リズは脇目も振らずに走った。知らない小屋に連れ込まれたので自分がどこにいてどの方角へ向かって走っているのか分からない。後ろをちらりと振り返ると、斧を握り締めるドロテア。
その後ろには見慣れた風景――スピナの町並みが木々の間から垣間見えた。
(私を連れ込んだ小屋は要塞とソルマーニ教会の間にあったのですね)
折り悪く、リズは町がある反対方向へと走ってしまっていた。
これでは助けを求められない。したがって、取れる手段はただ一つ。
ドロテアから距離を取り、どこか隠れられそうな場所に隠れてやり過ごす。
リズは一心不乱に走り続けた。後ろから追いかけてくるドロテアとの距離は徐々に開いていく。

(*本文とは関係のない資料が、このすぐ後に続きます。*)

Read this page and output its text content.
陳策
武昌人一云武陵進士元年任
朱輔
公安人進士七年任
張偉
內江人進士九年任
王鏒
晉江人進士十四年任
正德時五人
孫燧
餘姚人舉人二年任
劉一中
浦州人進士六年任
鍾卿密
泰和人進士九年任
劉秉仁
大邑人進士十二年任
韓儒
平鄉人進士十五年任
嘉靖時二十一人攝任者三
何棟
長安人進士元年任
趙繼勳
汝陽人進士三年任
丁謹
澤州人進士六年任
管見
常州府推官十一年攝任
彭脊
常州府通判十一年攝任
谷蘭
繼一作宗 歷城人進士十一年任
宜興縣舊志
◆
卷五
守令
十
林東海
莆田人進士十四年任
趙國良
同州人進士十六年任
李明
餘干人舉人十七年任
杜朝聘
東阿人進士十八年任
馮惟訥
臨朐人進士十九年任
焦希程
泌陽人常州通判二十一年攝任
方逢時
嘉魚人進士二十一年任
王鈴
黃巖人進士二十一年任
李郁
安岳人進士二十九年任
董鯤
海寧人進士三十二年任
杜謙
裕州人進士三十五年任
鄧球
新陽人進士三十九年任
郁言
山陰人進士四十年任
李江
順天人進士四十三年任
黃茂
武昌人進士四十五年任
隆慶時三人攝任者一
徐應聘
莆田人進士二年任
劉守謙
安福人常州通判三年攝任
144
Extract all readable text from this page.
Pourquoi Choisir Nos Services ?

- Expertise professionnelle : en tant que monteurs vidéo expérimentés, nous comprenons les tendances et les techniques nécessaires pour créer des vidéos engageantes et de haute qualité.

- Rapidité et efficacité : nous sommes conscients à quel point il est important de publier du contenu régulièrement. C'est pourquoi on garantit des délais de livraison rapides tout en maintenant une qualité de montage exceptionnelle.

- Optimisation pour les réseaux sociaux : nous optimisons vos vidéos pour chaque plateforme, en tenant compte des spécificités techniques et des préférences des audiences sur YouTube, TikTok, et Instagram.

(良い調子です。あとは隠れられる場所を見つけさえすれば……)
肩で息をしながら必死に走っていると突然樹木が途切れて視界が拓けた。
「……え」
その先はついに行き止まりで、側を流れていた川の水が音を立てて流れ落ちていく。恐る恐る下を覗き込むと十数メートルの滝ができていて、その下は滝壺となっている。